Classe, in Roman times, was the site of the port of Ravenna, and separate from the city due to its strategic military role. To get there on foot, which is perfectly feasible, takes about an hour, while it takes less than twenty minutes by bicycle and not even a quarter of an hour by car. The regional public transport trains from Ravenna to Classe are fast and cheap.
Although more remote than the first five stops of the itinerary, all in the city centre and some very close to each other, the church is a mandatory destination for any visit to Ravenna.
Pineta di Classe
There is no need to view Byzantine mosaics while reading the Divine Comedy to know that the 'divine thick and living forest' mentioned in the twenty-eighth canto of Purgatory, can be identified with 'the pine forest on the Lido of Classe'. It is equally clear that the place name, Classe, is forced here - in the poem's characteristic chained triplet structure - to rhyme with 'passi' [steps] two verses later.

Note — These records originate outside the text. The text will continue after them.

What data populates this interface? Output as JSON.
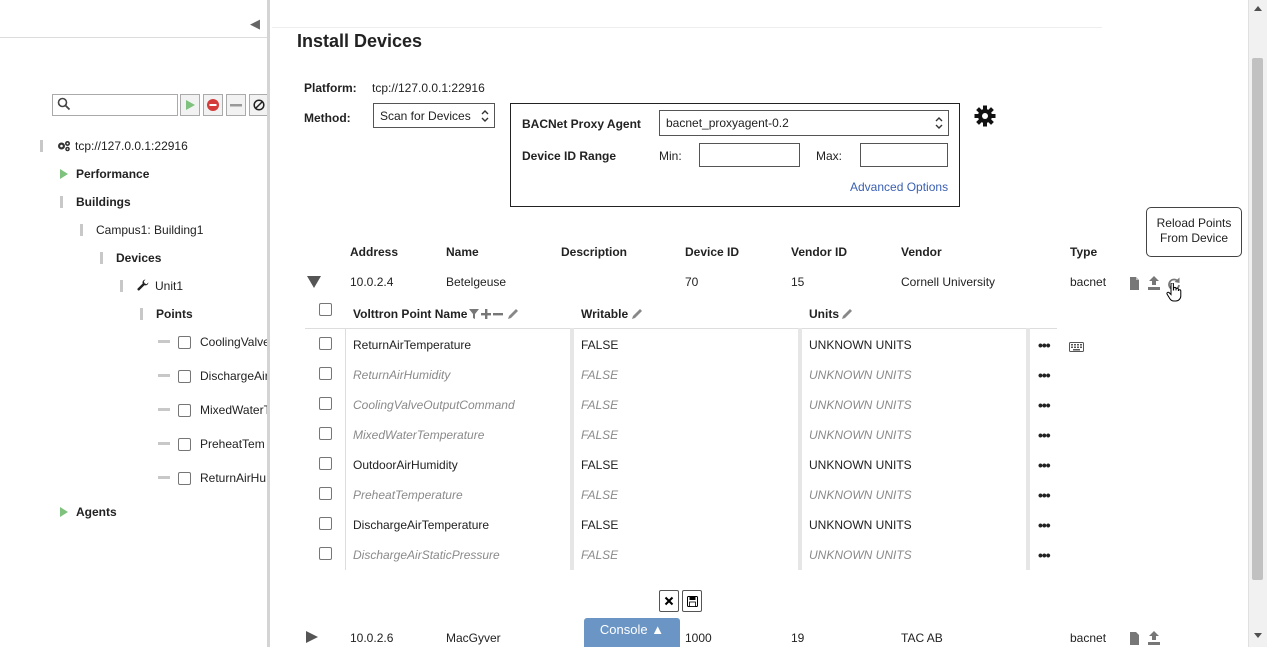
{
  "sidebar": {
    "search_placeholder": "",
    "tree": {
      "platform": "tcp://127.0.0.1:22916",
      "performance": "Performance",
      "buildings": "Buildings",
      "campus": "Campus1: Building1",
      "devices": "Devices",
      "unit": "Unit1",
      "points": "Points",
      "point_items": [
        "CoolingValve",
        "DischargeAir",
        "MixedWaterT",
        "PreheatTem",
        "ReturnAirHu"
      ],
      "agents": "Agents"
    }
  },
  "page": {
    "title": "Install Devices",
    "platform_label": "Platform:",
    "platform_value": "tcp://127.0.0.1:22916",
    "method_label": "Method:",
    "method_value": "Scan for Devices",
    "proxy_label": "BACNet Proxy Agent",
    "proxy_value": "bacnet_proxyagent-0.2",
    "range_label": "Device ID Range",
    "min_label": "Min:",
    "max_label": "Max:",
    "min_value": "",
    "max_value": "",
    "advanced_link": "Advanced Options"
  },
  "device_table": {
    "headers": {
      "address": "Address",
      "name": "Name",
      "description": "Description",
      "device_id": "Device ID",
      "vendor_id": "Vendor ID",
      "vendor": "Vendor",
      "type": "Type"
    },
    "devices": [
      {
        "address": "10.0.2.4",
        "name": "Betelgeuse",
        "description": "",
        "device_id": "70",
        "vendor_id": "15",
        "vendor": "Cornell University",
        "type": "bacnet"
      },
      {
        "address": "10.0.2.6",
        "name": "MacGyver",
        "description": "",
        "device_id": "1000",
        "vendor_id": "19",
        "vendor": "TAC AB",
        "type": "bacnet"
      }
    ]
  },
  "tooltip": {
    "line1": "Reload Points",
    "line2": "From Device"
  },
  "points_table": {
    "headers": {
      "name": "Volttron Point Name",
      "writable": "Writable",
      "units": "Units"
    },
    "rows": [
      {
        "name": "ReturnAirTemperature",
        "writable": "FALSE",
        "units": "UNKNOWN UNITS",
        "dim": false
      },
      {
        "name": "ReturnAirHumidity",
        "writable": "FALSE",
        "units": "UNKNOWN UNITS",
        "dim": true
      },
      {
        "name": "CoolingValveOutputCommand",
        "writable": "FALSE",
        "units": "UNKNOWN UNITS",
        "dim": true
      },
      {
        "name": "MixedWaterTemperature",
        "writable": "FALSE",
        "units": "UNKNOWN UNITS",
        "dim": true
      },
      {
        "name": "OutdoorAirHumidity",
        "writable": "FALSE",
        "units": "UNKNOWN UNITS",
        "dim": false
      },
      {
        "name": "PreheatTemperature",
        "writable": "FALSE",
        "units": "UNKNOWN UNITS",
        "dim": true
      },
      {
        "name": "DischargeAirTemperature",
        "writable": "FALSE",
        "units": "UNKNOWN UNITS",
        "dim": false
      },
      {
        "name": "DischargeAirStaticPressure",
        "writable": "FALSE",
        "units": "UNKNOWN UNITS",
        "dim": true
      }
    ]
  },
  "console": {
    "label": "Console ▲"
  },
  "colors": {
    "accent_link": "#3a5fb0",
    "console_bg": "#6a95c4",
    "tree_arrow": "#7ec27e",
    "dim_text": "#8a8a8a"
  }
}
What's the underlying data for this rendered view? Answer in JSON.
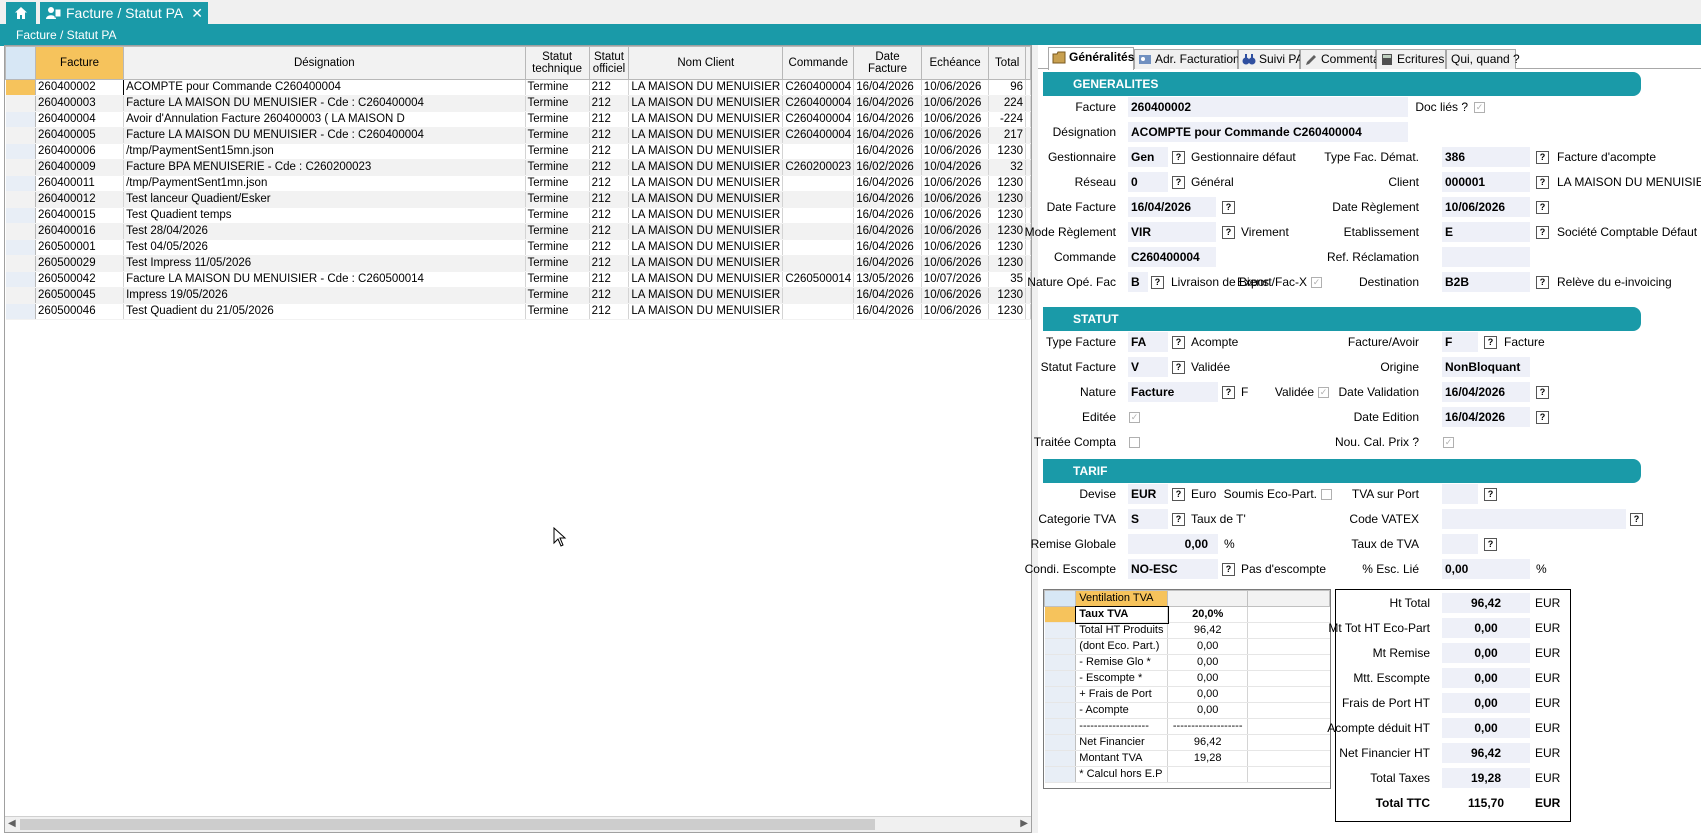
{
  "tabs": {
    "home_icon": "home-icon",
    "doc_icon": "user-document-icon",
    "doc_label": "Facture / Statut PA",
    "close": "✕"
  },
  "breadcrumb": "Facture / Statut PA",
  "grid": {
    "columns": [
      "Facture",
      "Désignation",
      "Statut technique",
      "Statut officiel",
      "Nom Client",
      "Commande",
      "Date Facture",
      "Echéance",
      "Total"
    ],
    "rows": [
      [
        "260400002",
        "ACOMPTE pour Commande C260400004",
        "Termine",
        "212",
        "LA MAISON DU MENUISIER",
        "C260400004",
        "16/04/2026",
        "10/06/2026",
        "96"
      ],
      [
        "260400003",
        "Facture LA MAISON DU MENUISIER - Cde : C260400004",
        "Termine",
        "212",
        "LA MAISON DU MENUISIER",
        "C260400004",
        "16/04/2026",
        "10/06/2026",
        "224"
      ],
      [
        "260400004",
        "Avoir d'Annulation Facture 260400003 ( LA MAISON D",
        "Termine",
        "212",
        "LA MAISON DU MENUISIER",
        "C260400004",
        "16/04/2026",
        "10/06/2026",
        "-224"
      ],
      [
        "260400005",
        "Facture LA MAISON DU MENUISIER - Cde : C260400004",
        "Termine",
        "212",
        "LA MAISON DU MENUISIER",
        "C260400004",
        "16/04/2026",
        "10/06/2026",
        "217"
      ],
      [
        "260400006",
        "/tmp/PaymentSent15mn.json",
        "Termine",
        "212",
        "LA MAISON DU MENUISIER",
        "",
        "16/04/2026",
        "10/06/2026",
        "1230"
      ],
      [
        "260400009",
        "Facture BPA MENUISERIE - Cde : C260200023",
        "Termine",
        "212",
        "LA MAISON DU MENUISIER",
        "C260200023",
        "16/02/2026",
        "10/04/2026",
        "32"
      ],
      [
        "260400011",
        "/tmp/PaymentSent1mn.json",
        "Termine",
        "212",
        "LA MAISON DU MENUISIER",
        "",
        "16/04/2026",
        "10/06/2026",
        "1230"
      ],
      [
        "260400012",
        "Test lanceur Quadient/Esker",
        "Termine",
        "212",
        "LA MAISON DU MENUISIER",
        "",
        "16/04/2026",
        "10/06/2026",
        "1230"
      ],
      [
        "260400015",
        "Test Quadient temps",
        "Termine",
        "212",
        "LA MAISON DU MENUISIER",
        "",
        "16/04/2026",
        "10/06/2026",
        "1230"
      ],
      [
        "260400016",
        "Test 28/04/2026",
        "Termine",
        "212",
        "LA MAISON DU MENUISIER",
        "",
        "16/04/2026",
        "10/06/2026",
        "1230"
      ],
      [
        "260500001",
        "Test 04/05/2026",
        "Termine",
        "212",
        "LA MAISON DU MENUISIER",
        "",
        "16/04/2026",
        "10/06/2026",
        "1230"
      ],
      [
        "260500029",
        "Test Impress 11/05/2026",
        "Termine",
        "212",
        "LA MAISON DU MENUISIER",
        "",
        "16/04/2026",
        "10/06/2026",
        "1230"
      ],
      [
        "260500042",
        "Facture LA MAISON DU MENUISIER - Cde : C260500014",
        "Termine",
        "212",
        "LA MAISON DU MENUISIER",
        "C260500014",
        "13/05/2026",
        "10/07/2026",
        "35"
      ],
      [
        "260500045",
        "Impress 19/05/2026",
        "Termine",
        "212",
        "LA MAISON DU MENUISIER",
        "",
        "16/04/2026",
        "10/06/2026",
        "1230"
      ],
      [
        "260500046",
        "Test Quadient du 21/05/2026",
        "Termine",
        "212",
        "LA MAISON DU MENUISIER",
        "",
        "16/04/2026",
        "10/06/2026",
        "1230"
      ]
    ]
  },
  "right_tabs": [
    {
      "label": "Généralités",
      "icon": "folder-icon"
    },
    {
      "label": "Adr. Facturation",
      "icon": "address-icon"
    },
    {
      "label": "Suivi PA",
      "icon": "binoculars-icon"
    },
    {
      "label": "Commentaire",
      "icon": "pencil-icon"
    },
    {
      "label": "Ecritures",
      "icon": "calculator-icon"
    },
    {
      "label": "Qui, quand ?",
      "icon": ""
    }
  ],
  "generalites": {
    "title": "GENERALITES",
    "facture_label": "Facture",
    "facture": "260400002",
    "doc_lies_label": "Doc liés ?",
    "designation_label": "Désignation",
    "designation": "ACOMPTE pour Commande C260400004",
    "gestionnaire_label": "Gestionnaire",
    "gestionnaire": "Gen",
    "gestionnaire_desc": "Gestionnaire défaut",
    "type_fac_label": "Type Fac. Démat.",
    "type_fac": "386",
    "type_fac_desc": "Facture d'acompte",
    "reseau_label": "Réseau",
    "reseau": "0",
    "reseau_desc": "Général",
    "client_label": "Client",
    "client": "000001",
    "client_desc": "LA MAISON DU MENUISIER",
    "date_facture_label": "Date Facture",
    "date_facture": "16/04/2026",
    "date_reglement_label": "Date Règlement",
    "date_reglement": "10/06/2026",
    "mode_reglement_label": "Mode Règlement",
    "mode_reglement": "VIR",
    "mode_reglement_desc": "Virement",
    "etablissement_label": "Etablissement",
    "etablissement": "E",
    "etablissement_desc": "Société Comptable Défaut",
    "commande_label": "Commande",
    "commande": "C260400004",
    "ref_reclamation_label": "Ref. Réclamation",
    "ref_reclamation": "",
    "nature_ope_label": "Nature Opé. Fac",
    "nature_ope": "B",
    "nature_ope_desc": "Livraison de Biens",
    "export_label": "Export/Fac-X",
    "destination_label": "Destination",
    "destination": "B2B",
    "destination_desc": "Relève du e-invoicing"
  },
  "statut": {
    "title": "STATUT",
    "type_facture_label": "Type Facture",
    "type_facture": "FA",
    "type_facture_desc": "Acompte",
    "facture_avoir_label": "Facture/Avoir",
    "facture_avoir": "F",
    "facture_avoir_desc": "Facture",
    "statut_facture_label": "Statut Facture",
    "statut_facture": "V",
    "statut_facture_desc": "Validée",
    "origine_label": "Origine",
    "origine": "NonBloquant",
    "nature_label": "Nature",
    "nature": "Facture",
    "nature_desc": "F",
    "validee_label": "Validée",
    "date_validation_label": "Date Validation",
    "date_validation": "16/04/2026",
    "editee_label": "Editée",
    "date_edition_label": "Date Edition",
    "date_edition": "16/04/2026",
    "traitee_label": "Traitée Compta",
    "nou_cal_label": "Nou. Cal. Prix ?"
  },
  "tarif": {
    "title": "TARIF",
    "devise_label": "Devise",
    "devise": "EUR",
    "devise_desc": "Euro",
    "soumis_label": "Soumis Eco-Part.",
    "tva_port_label": "TVA sur Port",
    "tva_port": "",
    "categorie_label": "Categorie TVA",
    "categorie": "S",
    "categorie_desc": "Taux de T'",
    "code_vatex_label": "Code VATEX",
    "code_vatex": "",
    "remise_label": "Remise Globale",
    "remise": "0,00",
    "remise_unit": "%",
    "taux_tva_label": "Taux de TVA",
    "taux_tva": "",
    "condi_label": "Condi. Escompte",
    "condi": "NO-ESC",
    "condi_desc": "Pas d'escompte",
    "esc_lie_label": "% Esc. Lié",
    "esc_lie": "0,00",
    "esc_lie_unit": "%"
  },
  "ventilation": {
    "header": "Ventilation TVA",
    "rows": [
      [
        "Taux TVA",
        "20,0%"
      ],
      [
        "Total HT Produits",
        "96,42"
      ],
      [
        "(dont Eco. Part.)",
        "0,00"
      ],
      [
        "- Remise Glo *",
        "0,00"
      ],
      [
        "- Escompte *",
        "0,00"
      ],
      [
        "+ Frais de Port",
        "0,00"
      ],
      [
        "- Acompte",
        "0,00"
      ],
      [
        "-------------------",
        "-------------------"
      ],
      [
        "Net Financier",
        "96,42"
      ],
      [
        "Montant TVA",
        "19,28"
      ],
      [
        "* Calcul hors E.P",
        ""
      ]
    ]
  },
  "totals": [
    {
      "label": "Ht Total",
      "value": "96,42",
      "cur": "EUR"
    },
    {
      "label": "Mt Tot HT Eco-Part",
      "value": "0,00",
      "cur": "EUR"
    },
    {
      "label": "Mt Remise",
      "value": "0,00",
      "cur": "EUR"
    },
    {
      "label": "Mtt. Escompte",
      "value": "0,00",
      "cur": "EUR"
    },
    {
      "label": "Frais de Port HT",
      "value": "0,00",
      "cur": "EUR"
    },
    {
      "label": "Acompte déduit  HT",
      "value": "0,00",
      "cur": "EUR"
    },
    {
      "label": "Net Financier HT",
      "value": "96,42",
      "cur": "EUR"
    },
    {
      "label": "Total Taxes",
      "value": "19,28",
      "cur": "EUR"
    },
    {
      "label": "Total TTC",
      "value": "115,70",
      "cur": "EUR"
    }
  ]
}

The pine forest extends for 900 hectares southeast of the Basilica of Sant'Apollinare in Classe and even after Dante, it has earned a series of literary references, from Boccaccio to Byron, for the appeal and richness of its vegetation of umbrella pines, holm oaks, hornbeams and Mediterranean shrubs. A nature area with free entry and an integral part of the Po Delta Park, it is one of the largest green lungs on the Adriatic Coast.
One of the most fascinating aspects of the pine forest is that it has kept its wild appearance. In naturalistic terms, Mediterranean vegetation alternates with dry meadows and lowlands flooded with brackish or fresh water, as in the Ortazzo and Ortazzino oases near the mouth of the Bevano stream. The protection implemented safeguards the habitat in which nightingales, robins, mason peaks and loons live, as well as a discreet presence of amphibians and reptiles.
The recommended way to visit it is by bicycle or on what was once jokingly called 'San Francesco's horse', i.e., on foot.